Hello. I bought a 1969 GTO and was trying to locate the VIN on the block. I know where the VIN should be but it is not there. I found what I believe is the VIN stamped but it's in an odd place. It is beside the block code. Has anyone ever seen this before? I will attach pics of the actual VIN and where it should be stamped. I will also attach pics of where I found it.


----------



## Pinion head (Jan 3, 2015)

Would be a real oddity, if not a tipoff to a restamped Pontiac block, to find the Fremont plant stamped confidential VIN up & down next to the timing cover like blocks stamped (late '68 and later) out of other assembly plants.

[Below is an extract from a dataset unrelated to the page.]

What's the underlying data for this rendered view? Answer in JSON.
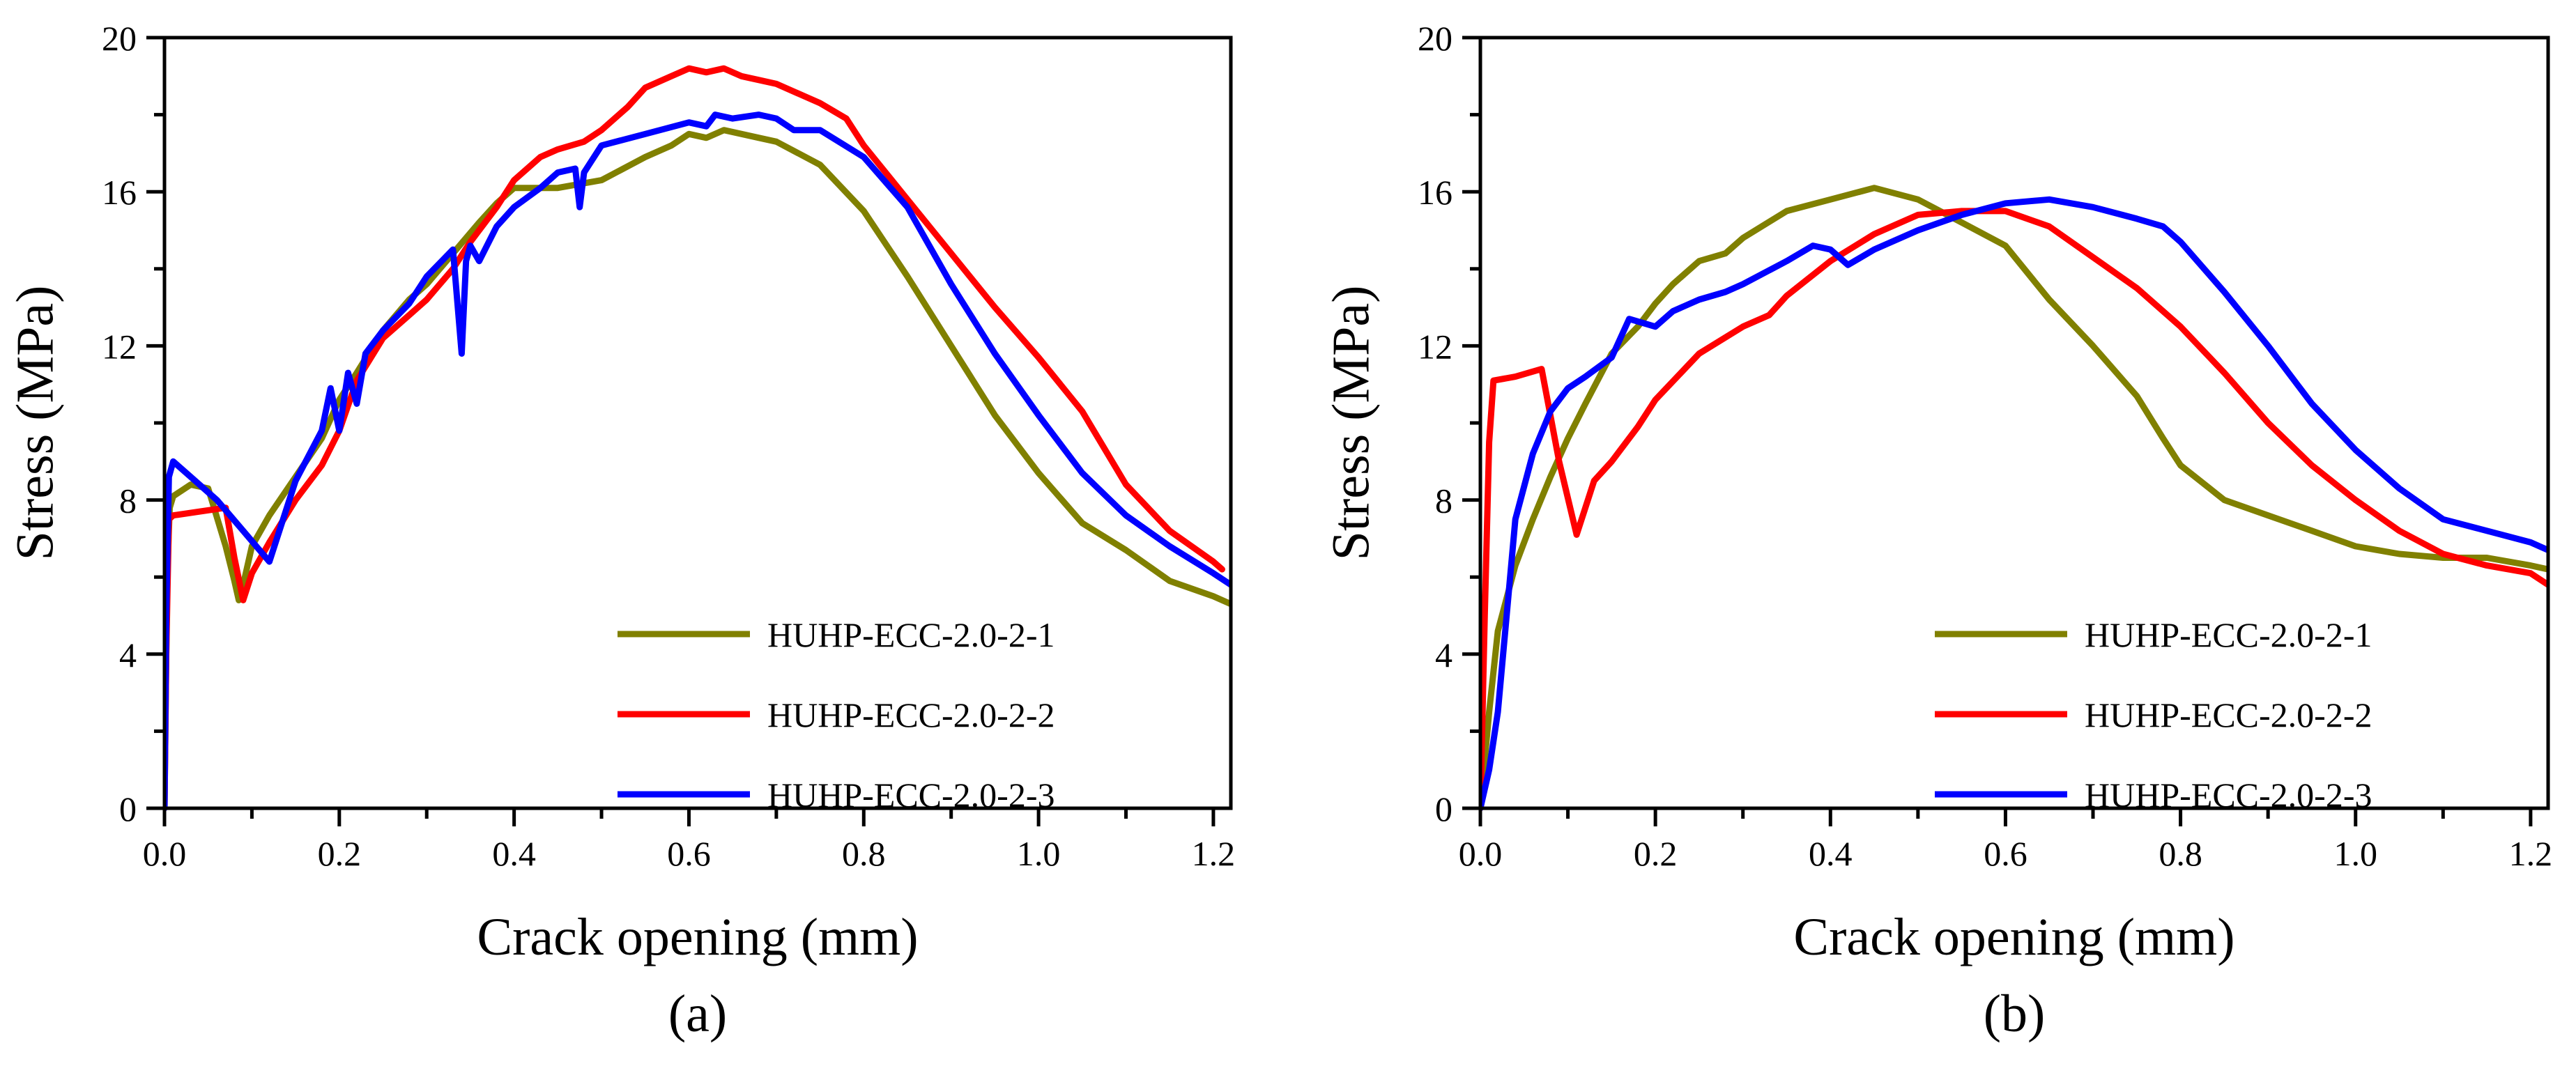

Fremont typically stamped up high, often just a little lower than what you are showing and at an angle. Many times the gangstamp tool was quickly held and struck at an angle and the last few numbers will trail off, very hard to discern what they are. The original "70 and '71 Fremont stamped Pontiac blocks I have also used a different size font than did the home Pontiac plant.


----------



## Limelight (Aug 19, 2017)

Cool, I didnt know that.


----------



## Jlombardi (Dec 24, 2017)

I bought a 1969 GTO recently and had the same issue finding the code to authentcate the claim of numbers matching. I can only find the YS code a and no numbers. I have looked everywhere I can see without taking parts off the engine. Very poorly kept engine compartment. Someone told me a few weeks ago to look behind the lower radiator hose but it went there either. Is there anywhere else I can look? I am not sure where the pics you showed are on the engine. Was one near the water pump?

Jim.


----------



## sitruc75 (Jun 8, 2018)

I will attach 2 pictures. The first pic is where the block code WT is located as it should be. The second is where I found the VIN stamped. I used some paint stripper and a toothbrush to remove some of the paint on the block.


----------